Commodore 64 Piggybacks on Raspberry Pi to Run Doom at 50fps


In short: amateurs will try to run Doom on anything, but the new Commodore 64 conversion is unique. The effort uses a Raspberry-based app to run the game surprisingly well, since none of the hardware can work alone. The mod includes instructions, so Commodore owners can set up a demo version and run other Raspberry enhanced software for themselves.

Modder “frntc” recently introduced an expansion cartridge for the Commodore 64, which allows the iconic home computer and its relatives to work with programs once considered unimaginable for an 8-bit platform. What better way to test a device than to make it play Doom?

Technically, there is already a Linux-based port of Commodore Doom. Despite the necessary SuperCPU upgrade, it works with degraded colors and barely playable frame rate due to the complete lack of optimization for old hardware.

A comparison of the version on the frntc’s RAD expansion unit shows the difference at night and during the day. The amateur system uses a copy of Doom, which is similar to the low-detail mode of the DOS version, running at 320×200 resolution. Created for PAL CRT, it runs at 50 frames per second — significantly faster than the original game loaded under DOS.

Based on the Raspberry Pi, the expansion cartridge does most of the work, bypassing the Commodore CPU in favor of the ARM RP processor. The C64 converts the frame buffer to output an image to the display, processes input using the keyboard and mouse, and transmits an impressive 22050 Hz audio sample through its SID chip.
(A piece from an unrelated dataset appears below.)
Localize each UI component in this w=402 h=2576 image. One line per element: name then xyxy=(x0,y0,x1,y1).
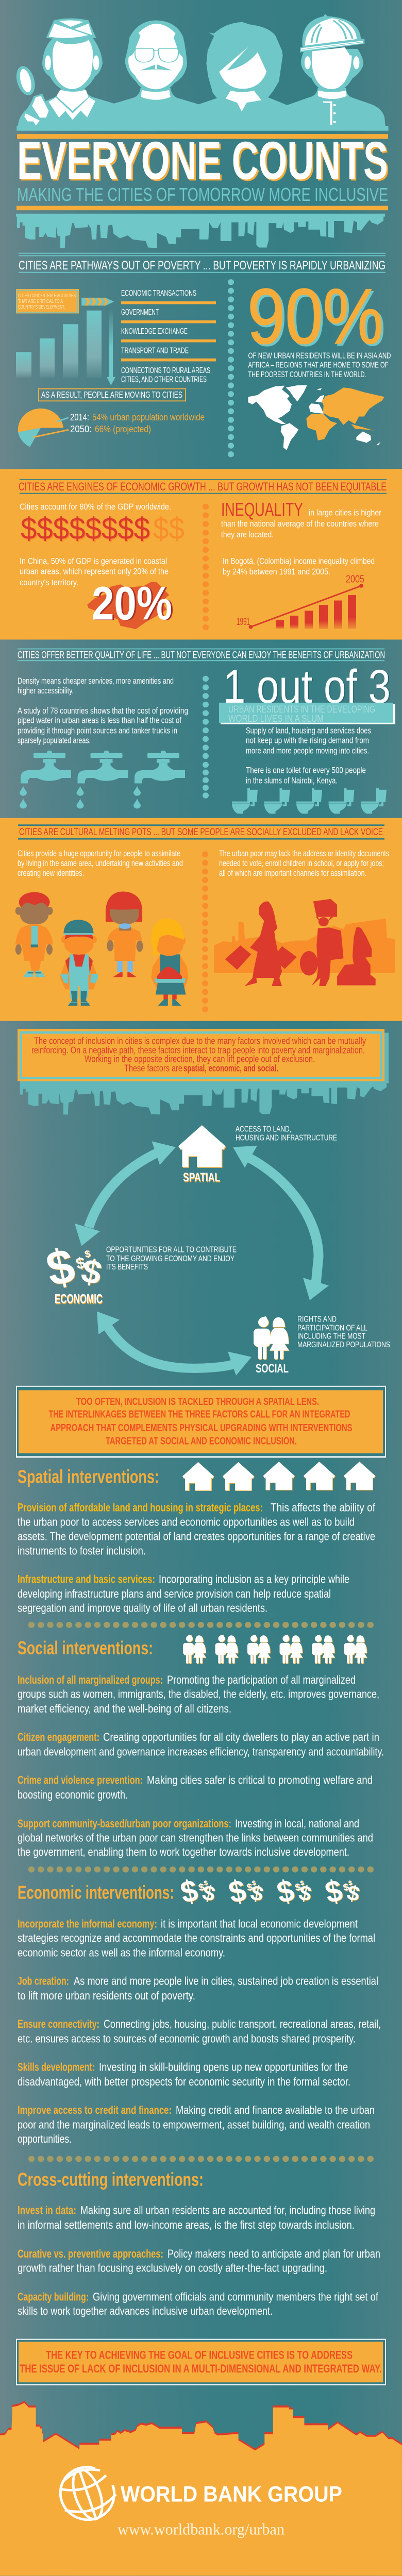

Expansion chips that improve the basic capabilities of the platform were quite common for computers and game consoles in the 80s and 90s. The Super NES version of Doom uses the SuperFX chip, which was best known for allowing the console to display 3D polygons in the original Star Fox.

Curious users can buy or assemble RAD cartridges using FRNTC instructions. The device, which supports Commodore 64 and 128, is available in two interchangeable versions: one is based on the dimensions of Raspberry Pi 3A+/3B+, and the other is modeled after Raspberry Pi Zero 2. Some components require a 3D printer to be assembled. (German) offers ready-made blocks at a price of about 20 euros.

A version of Doom for RAD is also available on GitHub frntc with simple instructions for starting the game. This requires a shareware version of Doom on doom1.wad.